Ebbene, la percezione anticapitalista poggia su questa idea fino al punto da complimentarsene secondo l'assunto democratico per cui "la parte è minore del
tutto"!
Cosa altro è l'anticapitalismo se non invidia?
L'invidia induce al tornaconto, e il tornaconto è sempre preceduto da una comparazione. Ora, quando si organizza in comparazione colletiva l'invidia, la si crede, e
la si chiama ANTICAPITALISMO; ma è soltanto la variante plurale del capitalismo, il quale consiste anch'esso d'invidia, ma singola.
Moralmente, l'anticapitalismo, cioè la plurale organizzazione dell'invidia, è un vizio più spregevole, perché dell'invidia il singolo, almeno, si vergogna. Invece,
riunito in un movimento agli altri, cogli altri si giustifica senza vergogna.
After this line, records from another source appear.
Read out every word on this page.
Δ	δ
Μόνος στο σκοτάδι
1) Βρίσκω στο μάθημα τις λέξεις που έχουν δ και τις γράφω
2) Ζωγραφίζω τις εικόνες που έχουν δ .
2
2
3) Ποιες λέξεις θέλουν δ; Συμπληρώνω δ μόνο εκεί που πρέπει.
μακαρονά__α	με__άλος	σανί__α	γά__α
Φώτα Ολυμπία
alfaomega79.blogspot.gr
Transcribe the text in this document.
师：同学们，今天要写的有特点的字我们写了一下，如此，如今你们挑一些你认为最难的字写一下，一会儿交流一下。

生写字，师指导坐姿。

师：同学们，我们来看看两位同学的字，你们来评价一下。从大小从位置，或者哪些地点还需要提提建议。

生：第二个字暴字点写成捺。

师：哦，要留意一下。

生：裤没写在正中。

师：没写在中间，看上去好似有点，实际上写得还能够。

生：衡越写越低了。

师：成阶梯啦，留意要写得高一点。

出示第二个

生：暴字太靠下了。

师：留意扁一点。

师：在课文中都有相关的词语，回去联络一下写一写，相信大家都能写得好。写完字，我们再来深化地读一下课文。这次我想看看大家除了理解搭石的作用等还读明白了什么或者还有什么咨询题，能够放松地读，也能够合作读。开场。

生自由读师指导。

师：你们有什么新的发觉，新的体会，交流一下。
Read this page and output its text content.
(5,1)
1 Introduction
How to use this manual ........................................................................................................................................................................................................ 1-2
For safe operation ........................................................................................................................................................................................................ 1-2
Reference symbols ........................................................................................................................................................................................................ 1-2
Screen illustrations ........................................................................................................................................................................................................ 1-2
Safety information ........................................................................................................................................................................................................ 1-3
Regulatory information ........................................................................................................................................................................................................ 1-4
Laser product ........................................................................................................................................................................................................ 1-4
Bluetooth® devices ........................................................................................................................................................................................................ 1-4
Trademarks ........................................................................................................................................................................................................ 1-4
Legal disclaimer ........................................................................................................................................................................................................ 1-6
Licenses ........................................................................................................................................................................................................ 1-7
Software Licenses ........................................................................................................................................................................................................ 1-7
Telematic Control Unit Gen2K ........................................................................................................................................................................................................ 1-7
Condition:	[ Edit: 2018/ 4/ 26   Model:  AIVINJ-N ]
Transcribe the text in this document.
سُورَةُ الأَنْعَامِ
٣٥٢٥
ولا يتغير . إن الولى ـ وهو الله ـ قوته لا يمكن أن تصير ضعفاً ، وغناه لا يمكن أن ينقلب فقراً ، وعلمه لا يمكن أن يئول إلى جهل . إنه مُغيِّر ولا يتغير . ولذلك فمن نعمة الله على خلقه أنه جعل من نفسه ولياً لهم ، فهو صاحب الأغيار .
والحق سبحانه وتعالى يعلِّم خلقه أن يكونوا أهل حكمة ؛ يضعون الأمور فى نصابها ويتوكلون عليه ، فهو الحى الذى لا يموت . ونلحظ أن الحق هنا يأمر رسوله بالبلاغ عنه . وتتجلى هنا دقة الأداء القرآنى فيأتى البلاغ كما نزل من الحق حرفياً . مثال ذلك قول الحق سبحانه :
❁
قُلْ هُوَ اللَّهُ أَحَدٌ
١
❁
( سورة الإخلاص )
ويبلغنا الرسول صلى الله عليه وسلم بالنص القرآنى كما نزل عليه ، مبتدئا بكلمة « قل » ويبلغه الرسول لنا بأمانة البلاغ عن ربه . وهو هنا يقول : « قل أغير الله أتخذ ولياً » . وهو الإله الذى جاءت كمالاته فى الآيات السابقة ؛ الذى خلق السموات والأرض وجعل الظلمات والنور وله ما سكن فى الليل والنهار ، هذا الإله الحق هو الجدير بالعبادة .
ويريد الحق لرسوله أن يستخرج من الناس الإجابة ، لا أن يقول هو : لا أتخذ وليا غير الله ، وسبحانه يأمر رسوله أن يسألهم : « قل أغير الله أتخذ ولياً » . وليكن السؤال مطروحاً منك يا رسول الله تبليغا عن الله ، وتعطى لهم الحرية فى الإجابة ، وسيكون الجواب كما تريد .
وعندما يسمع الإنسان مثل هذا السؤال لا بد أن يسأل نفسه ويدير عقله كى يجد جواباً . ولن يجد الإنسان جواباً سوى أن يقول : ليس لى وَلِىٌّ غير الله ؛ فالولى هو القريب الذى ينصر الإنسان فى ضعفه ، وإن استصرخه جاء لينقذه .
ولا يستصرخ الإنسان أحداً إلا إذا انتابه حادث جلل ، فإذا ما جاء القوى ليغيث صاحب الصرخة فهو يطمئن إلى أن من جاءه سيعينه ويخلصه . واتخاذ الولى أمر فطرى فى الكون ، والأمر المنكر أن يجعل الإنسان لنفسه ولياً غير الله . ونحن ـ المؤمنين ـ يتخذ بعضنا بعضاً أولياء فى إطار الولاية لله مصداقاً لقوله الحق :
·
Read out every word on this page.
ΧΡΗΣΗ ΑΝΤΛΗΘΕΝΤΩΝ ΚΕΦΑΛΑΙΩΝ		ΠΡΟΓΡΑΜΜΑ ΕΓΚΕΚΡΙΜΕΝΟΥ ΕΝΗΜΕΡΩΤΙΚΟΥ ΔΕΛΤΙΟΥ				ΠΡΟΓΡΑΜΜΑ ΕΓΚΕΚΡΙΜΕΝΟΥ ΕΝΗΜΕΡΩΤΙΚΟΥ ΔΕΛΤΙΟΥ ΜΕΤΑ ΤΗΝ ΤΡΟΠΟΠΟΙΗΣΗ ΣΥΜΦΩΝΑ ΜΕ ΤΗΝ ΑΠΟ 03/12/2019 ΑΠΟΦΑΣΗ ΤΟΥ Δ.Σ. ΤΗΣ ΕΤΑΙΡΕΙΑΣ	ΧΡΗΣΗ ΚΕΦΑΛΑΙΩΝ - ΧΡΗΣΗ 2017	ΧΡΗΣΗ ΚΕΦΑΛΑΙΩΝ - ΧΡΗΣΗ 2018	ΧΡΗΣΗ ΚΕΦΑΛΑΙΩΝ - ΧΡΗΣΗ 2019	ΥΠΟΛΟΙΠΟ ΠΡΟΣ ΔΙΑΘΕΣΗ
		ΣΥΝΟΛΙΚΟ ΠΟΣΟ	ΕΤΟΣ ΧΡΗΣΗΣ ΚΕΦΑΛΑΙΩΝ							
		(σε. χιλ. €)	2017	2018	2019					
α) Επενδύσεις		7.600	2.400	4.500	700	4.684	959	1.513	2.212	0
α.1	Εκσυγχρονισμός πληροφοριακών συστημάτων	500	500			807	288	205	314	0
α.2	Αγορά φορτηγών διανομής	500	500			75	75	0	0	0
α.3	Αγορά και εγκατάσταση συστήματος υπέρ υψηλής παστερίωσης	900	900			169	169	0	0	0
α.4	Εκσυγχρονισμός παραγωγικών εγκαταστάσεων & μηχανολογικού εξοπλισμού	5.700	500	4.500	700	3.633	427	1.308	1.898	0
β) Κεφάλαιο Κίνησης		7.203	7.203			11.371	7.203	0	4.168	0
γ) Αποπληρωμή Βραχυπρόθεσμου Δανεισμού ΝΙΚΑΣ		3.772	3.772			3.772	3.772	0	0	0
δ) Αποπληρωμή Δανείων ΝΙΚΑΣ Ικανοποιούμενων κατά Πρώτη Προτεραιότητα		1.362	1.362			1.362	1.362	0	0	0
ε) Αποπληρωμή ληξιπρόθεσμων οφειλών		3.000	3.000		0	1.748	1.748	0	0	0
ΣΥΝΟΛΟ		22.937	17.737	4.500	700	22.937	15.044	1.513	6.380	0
Di qui la sua natura ringhiante.
L'invidia collettiva, perdendo la vanita', che è almeno un vizio simpatico, è ossessa.
Gli anticapitalisti sono i più ipocriti complici di ciò che più odiano; della qual cosa tanto il capitalismo in Cina, pilotato dal Partito comunista, quanto i
lavoratori tassati nella commedia dell'euro, danno amplia prova.
Ecco perché l'anticapitalismo è senza testa, è ignoranza essenziale.